Reçu cette nuit un fax-mailing d’un négociant en vin du doux nom de DEPOT STOCK. Au delà de la poésie que ce nom inspire, je vous en livre les meilleurs passages :

« Spécialisés dans le déstockage de vin, nous achetons des lots importants de toutes qualités…/… Nous achetons uniquement des lots en CRD, destinés à être revendus en France, en solderie et dans de petites épiceries de quartier…/… Nos prix d’achat ne peuvent dépasser 0,80 euros, nous privilégions le commerce de masse…/… Nous attendons votre proposition ».

Oui, vous avez bien lus, 80 centimes d’euro MAXIMUM (sous entendu, on cherche moins cher). 5.24 de nos francs disparus. S’il l’on enlève la bouteille, la capsule, le bouchon, l’étiquette, la mise en bouteille, le carton et la palette, on peut se poser légitimement quelques questions :

1/ Que reste t’il pour que le vigneron vive ? Quels rendements et quelles compromissions doit-il faire pour ce glisser dans un tel moule ?

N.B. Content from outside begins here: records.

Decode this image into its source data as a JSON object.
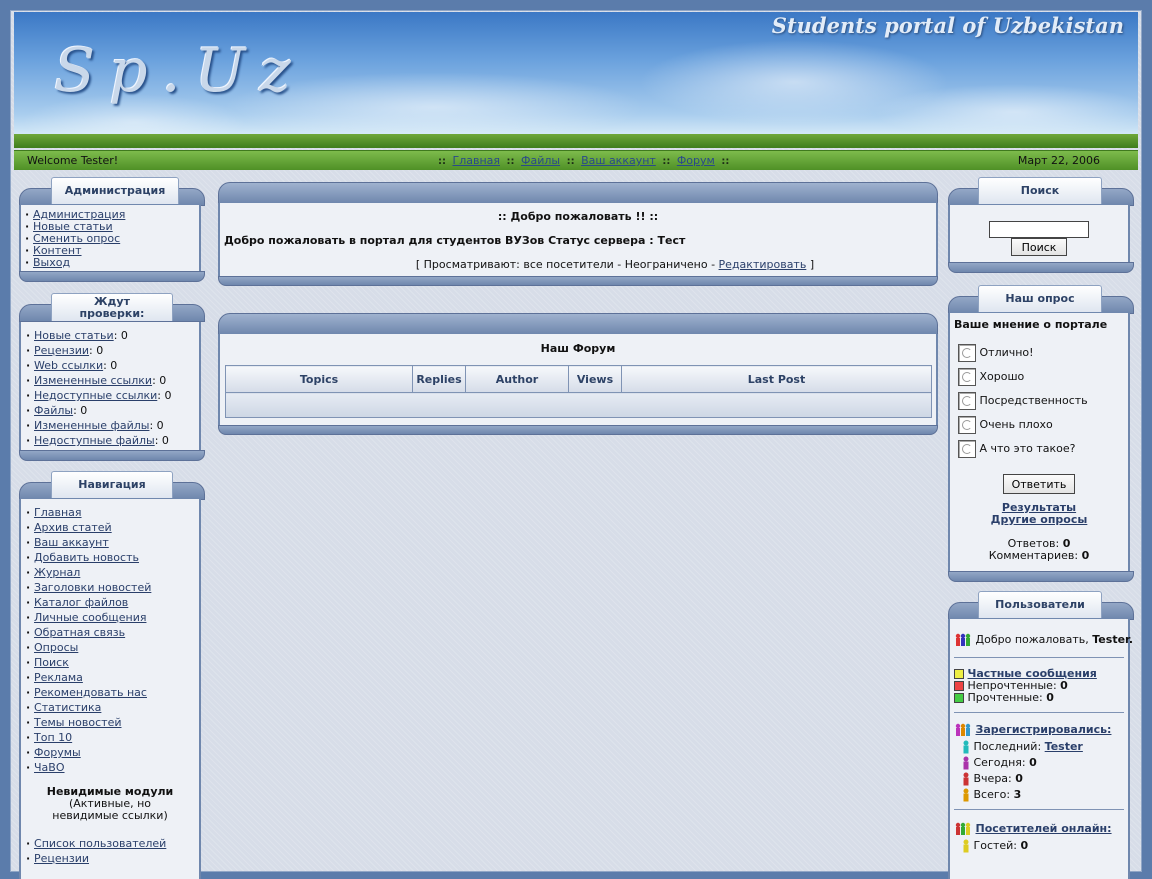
{
  "header": {
    "logo_text": "Sp.Uz",
    "tagline": "Students portal of Uzbekistan",
    "welcome": "Welcome Tester!",
    "date": "Март 22, 2006",
    "nav": [
      "Главная",
      "Файлы",
      "Ваш аккаунт",
      "Форум"
    ],
    "nav_sep": "::"
  },
  "left": {
    "admin": {
      "title": "Администрация",
      "items": [
        "Администрация",
        "Новые статьи",
        "Сменить опрос",
        "Контент",
        "Выход"
      ]
    },
    "waiting": {
      "title_line1": "Ждут",
      "title_line2": "проверки:",
      "items": [
        {
          "label": "Новые статьи",
          "count": ": 0"
        },
        {
          "label": "Рецензии",
          "count": ": 0"
        },
        {
          "label": "Web ссылки",
          "count": ": 0"
        },
        {
          "label": "Измененные ссылки",
          "count": ": 0"
        },
        {
          "label": "Недоступные ссылки",
          "count": ": 0"
        },
        {
          "label": "Файлы",
          "count": ": 0"
        },
        {
          "label": "Измененные файлы",
          "count": ": 0"
        },
        {
          "label": "Недоступные файлы",
          "count": ": 0"
        }
      ]
    },
    "navigation": {
      "title": "Навигация",
      "items": [
        "Главная",
        "Архив статей",
        "Ваш аккаунт",
        "Добавить новость",
        "Журнал",
        "Заголовки новостей",
        "Каталог файлов",
        "Личные сообщения",
        "Обратная связь",
        "Опросы",
        "Поиск",
        "Реклама",
        "Рекомендовать нас",
        "Статистика",
        "Темы новостей",
        "Топ 10",
        "Форумы",
        "ЧаВО"
      ],
      "invisible_title": "Невидимые модули",
      "invisible_note": "(Активные, но невидимые ссылки)",
      "invisible_items": [
        "Список пользователей",
        "Рецензии"
      ]
    }
  },
  "center": {
    "welcome": {
      "heading": ":: Добро пожаловать !! ::",
      "text": "Добро пожаловать в портал для студентов ВУЗов Статус сервера : Тест",
      "view_prefix": "[ Просматривают: все посетители - Неограничено - ",
      "edit_link": "Редактировать",
      "view_suffix": " ]"
    },
    "forum": {
      "title": "Наш Форум",
      "columns": [
        "Topics",
        "Replies",
        "Author",
        "Views",
        "Last Post"
      ]
    }
  },
  "right": {
    "search": {
      "title": "Поиск",
      "input_value": "",
      "button": "Поиск"
    },
    "poll": {
      "title": "Наш опрос",
      "question": "Ваше мнение о портале",
      "options": [
        "Отлично!",
        "Хорошо",
        "Посредственность",
        "Очень плохо",
        "А что это такое?"
      ],
      "vote_button": "Ответить",
      "results_link": "Результаты",
      "other_link": "Другие опросы",
      "answers_label": "Ответов:",
      "answers_value": "0",
      "comments_label": "Комментариев:",
      "comments_value": "0"
    },
    "users": {
      "title": "Пользователи",
      "welcome_prefix": "Добро пожаловать,",
      "username": "Tester.",
      "pm_link": "Частные сообщения",
      "unread_label": "Непрочтенные:",
      "unread_value": "0",
      "read_label": "Прочтенные:",
      "read_value": "0",
      "registered_link": "Зарегистрировались:",
      "last_label": "Последний:",
      "last_value": "Tester",
      "today_label": "Сегодня:",
      "today_value": "0",
      "yesterday_label": "Вчера:",
      "yesterday_value": "0",
      "total_label": "Всего:",
      "total_value": "3",
      "online_link": "Посетителей онлайн:",
      "guests_label": "Гостей:",
      "guests_value": "0"
    }
  }
}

2/ Quel intêrêt a t’il de continuer à travailler la vigne ?

3/ La sécurité alimentaire du consommateur est-elle, à ce prix, vraiment garantie ?

4/ Où peut on se procurer une vidéo de la grimace que le consommateur va faire après une gorgée d’un tel nectar ?

Enfin, on ne peut que faire une terrible constatation : en 2005, beaucoup de Français acceptent de payer plus cher leur eau minérale que leur vin.